今のお家行くの、もしかして初めてかも。」
「そうね…業者の人以外は入れた事ないかも。」
「本当に?
あたしが一番?
やったー!」
高校3年生にもなって、そんな無邪気にはしゃげるものかな。
そんな疑問を抱きながら、私は景色を見ながら家に向かう。
マンションの前に着くと、花音ちゃんは運転手さんに、迎えにきてほしい時に連絡すると言って車を帰らせる。

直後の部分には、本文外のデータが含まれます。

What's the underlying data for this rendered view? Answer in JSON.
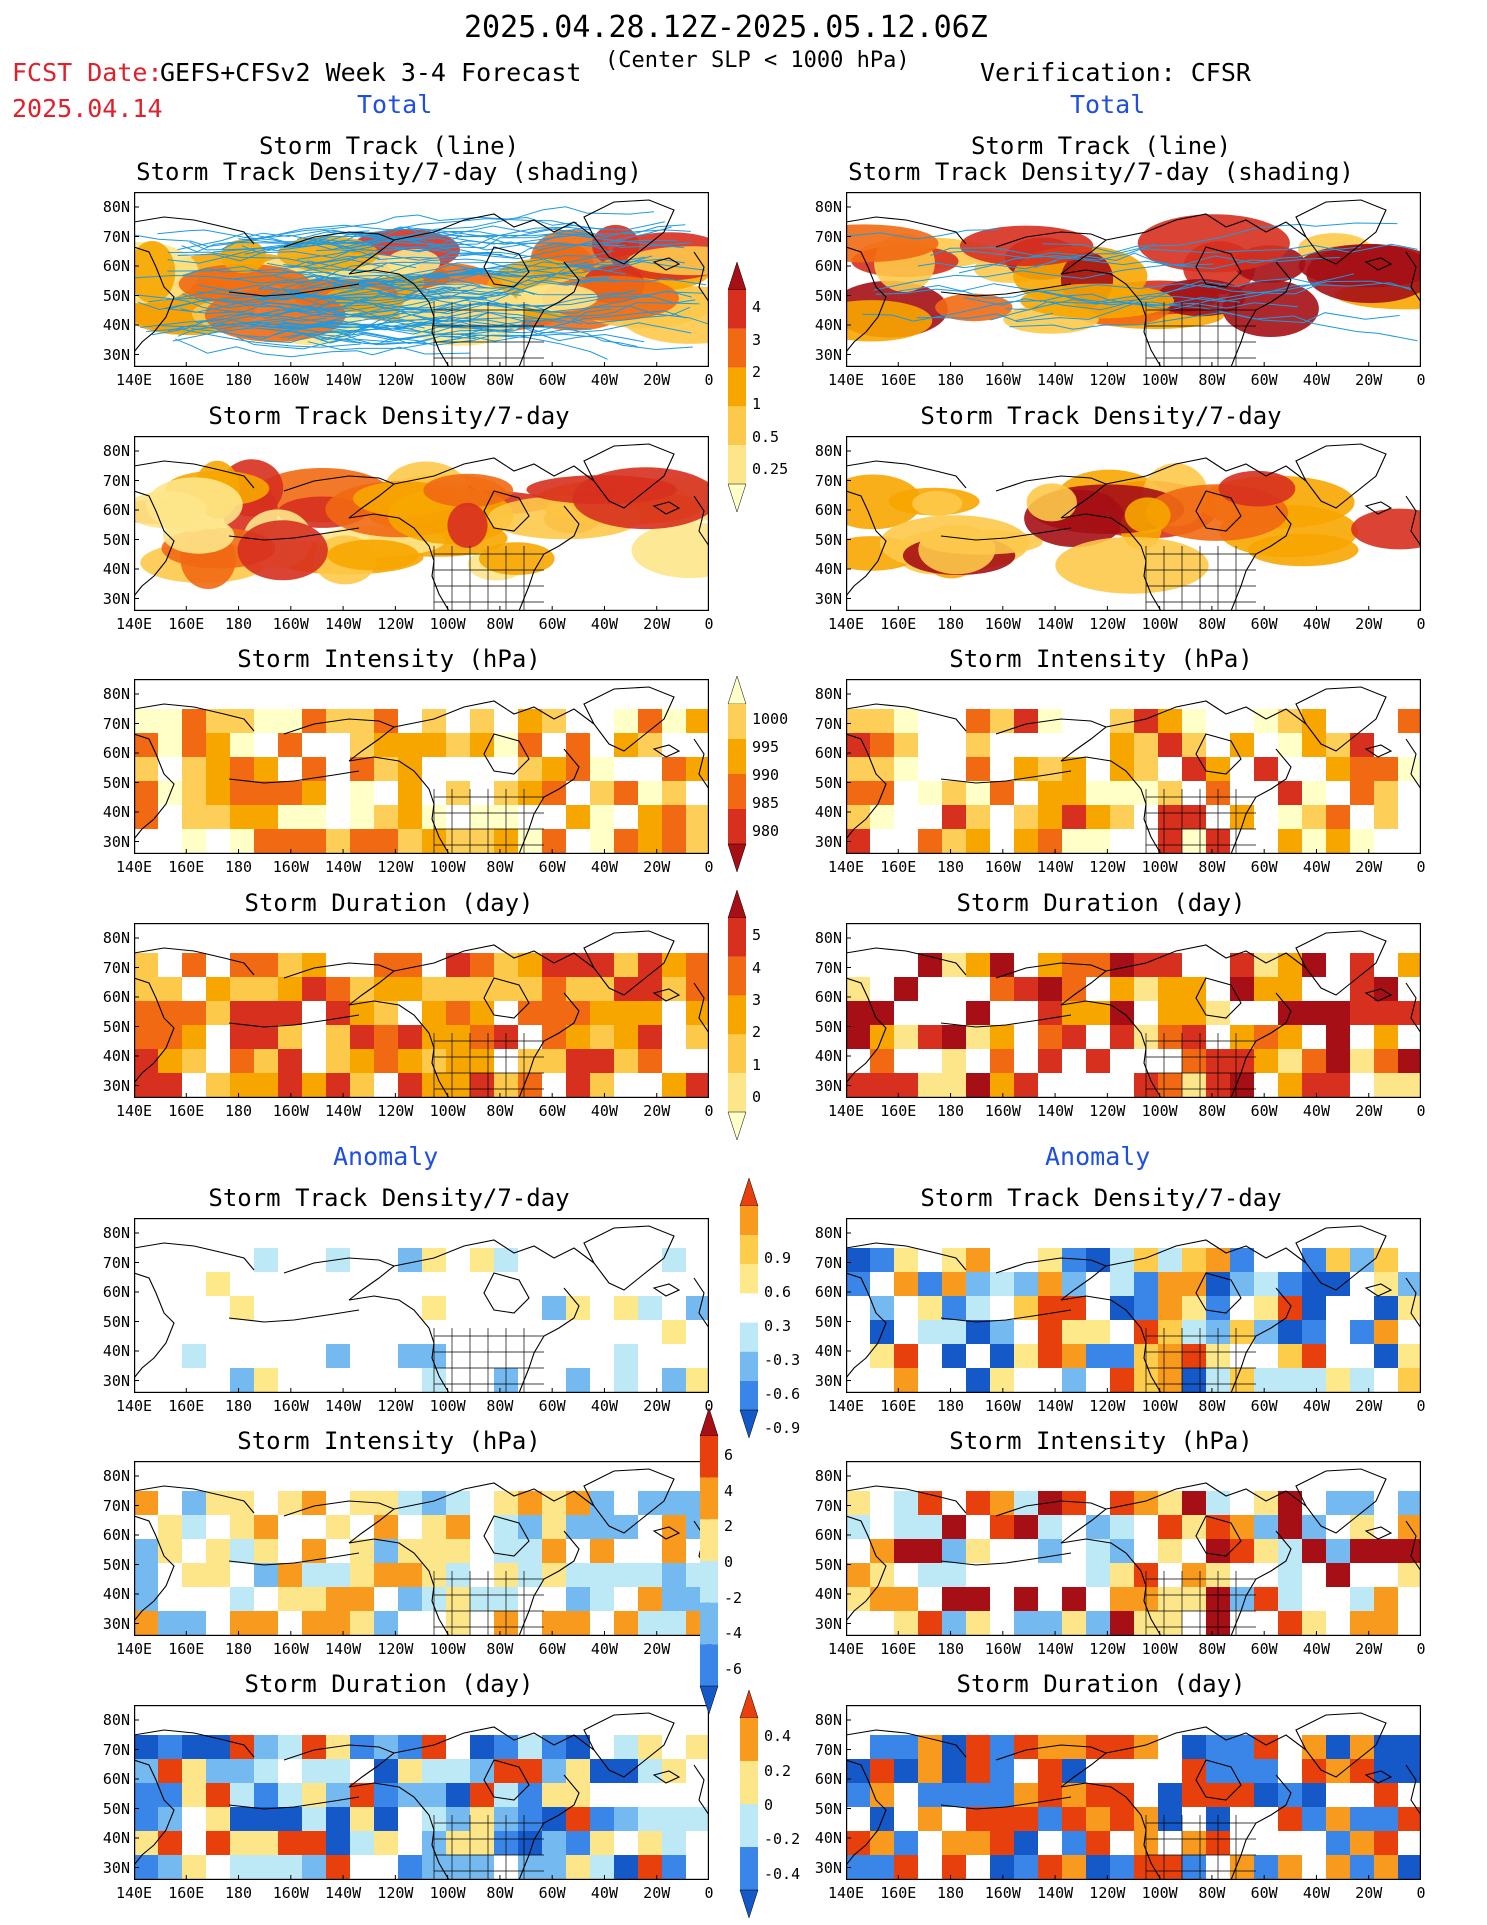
{
  "header": {
    "period": "2025.04.28.12Z-2025.05.12.06Z",
    "criterion": "(Center SLP < 1000 hPa)",
    "fcst_date_label": "FCST Date:",
    "fcst_date": "2025.04.14",
    "model": "GEFS+CFSv2 Week 3-4 Forecast",
    "verification": "Verification: CFSR"
  },
  "sections": {
    "total": "Total",
    "anomaly": "Anomaly"
  },
  "panel_titles": {
    "track_line": "Storm Track (line)",
    "track_shading": "Storm Track Density/7-day (shading)",
    "density": "Storm Track Density/7-day",
    "intensity": "Storm Intensity (hPa)",
    "duration": "Storm Duration (day)"
  },
  "axes": {
    "lat_labels": [
      "80N",
      "70N",
      "60N",
      "50N",
      "40N",
      "30N"
    ],
    "lon_labels": [
      "140E",
      "160E",
      "180",
      "160W",
      "140W",
      "120W",
      "100W",
      "80W",
      "60W",
      "40W",
      "20W",
      "0"
    ]
  },
  "colorbars": {
    "density_total": {
      "labels": [
        "4",
        "3",
        "2",
        "1",
        "0.5",
        "0.25"
      ],
      "colors": [
        "#a50f15",
        "#d7301f",
        "#f16913",
        "#f7a600",
        "#fdc94a",
        "#fde68a",
        "#ffffc8"
      ]
    },
    "intensity_total": {
      "labels": [
        "1000",
        "995",
        "990",
        "985",
        "980"
      ],
      "colors": [
        "#ffffc8",
        "#fdcf58",
        "#f7a600",
        "#f16913",
        "#d7301f",
        "#a50f15"
      ]
    },
    "duration_total": {
      "labels": [
        "5",
        "4",
        "3",
        "2",
        "1",
        "0"
      ],
      "colors": [
        "#a50f15",
        "#d7301f",
        "#f16913",
        "#f7a600",
        "#fdc94a",
        "#fde68a",
        "#ffffc8"
      ]
    },
    "density_anomaly": {
      "labels": [
        "0.9",
        "0.6",
        "0.3",
        "-0.3",
        "-0.6",
        "-0.9"
      ],
      "colors": [
        "#e8400c",
        "#f79a1e",
        "#fdcc4a",
        "#fde98a",
        "#ffffff",
        "#bde9f7",
        "#74b9f0",
        "#3a86e8",
        "#1558c8"
      ]
    },
    "intensity_anomaly": {
      "labels": [
        "6",
        "4",
        "2",
        "0",
        "-2",
        "-4",
        "-6"
      ],
      "colors": [
        "#a50f15",
        "#e8400c",
        "#f79a1e",
        "#fde68a",
        "#bde9f7",
        "#74b9f0",
        "#3a86e8",
        "#1558c8"
      ]
    },
    "duration_anomaly": {
      "labels": [
        "0.4",
        "0.2",
        "0",
        "-0.2",
        "-0.4"
      ],
      "colors": [
        "#e8400c",
        "#f79a1e",
        "#fde68a",
        "#bde9f7",
        "#3a86e8",
        "#1558c8"
      ]
    }
  }
}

私たちはエントランスに入り、警備員さんに住人以外の人が入る事の許可を取ろうとした。
その時である。
「えー。
身内って言ってるじゃん。
何がダメなわけ?」
「ですから、身内の方の場合も、住人の方と一緒でないとお通しする事はできないのです!」
警備員さんが、若い男ともめていた。
明るい茶髪に、クラッシュジーンズ…上着はもう見なくても、チャラいのが分かる。
警備員さんに止められるのも無理はない。
「本当に?
見かけで判断していない?
兄さん、まだ仕事から帰ってきてないんだよ。
今日は早く帰れそうって言ってたから、もうすぐ戻ると思うんだけどな…」
これは流石に警備員さんも可哀相かも。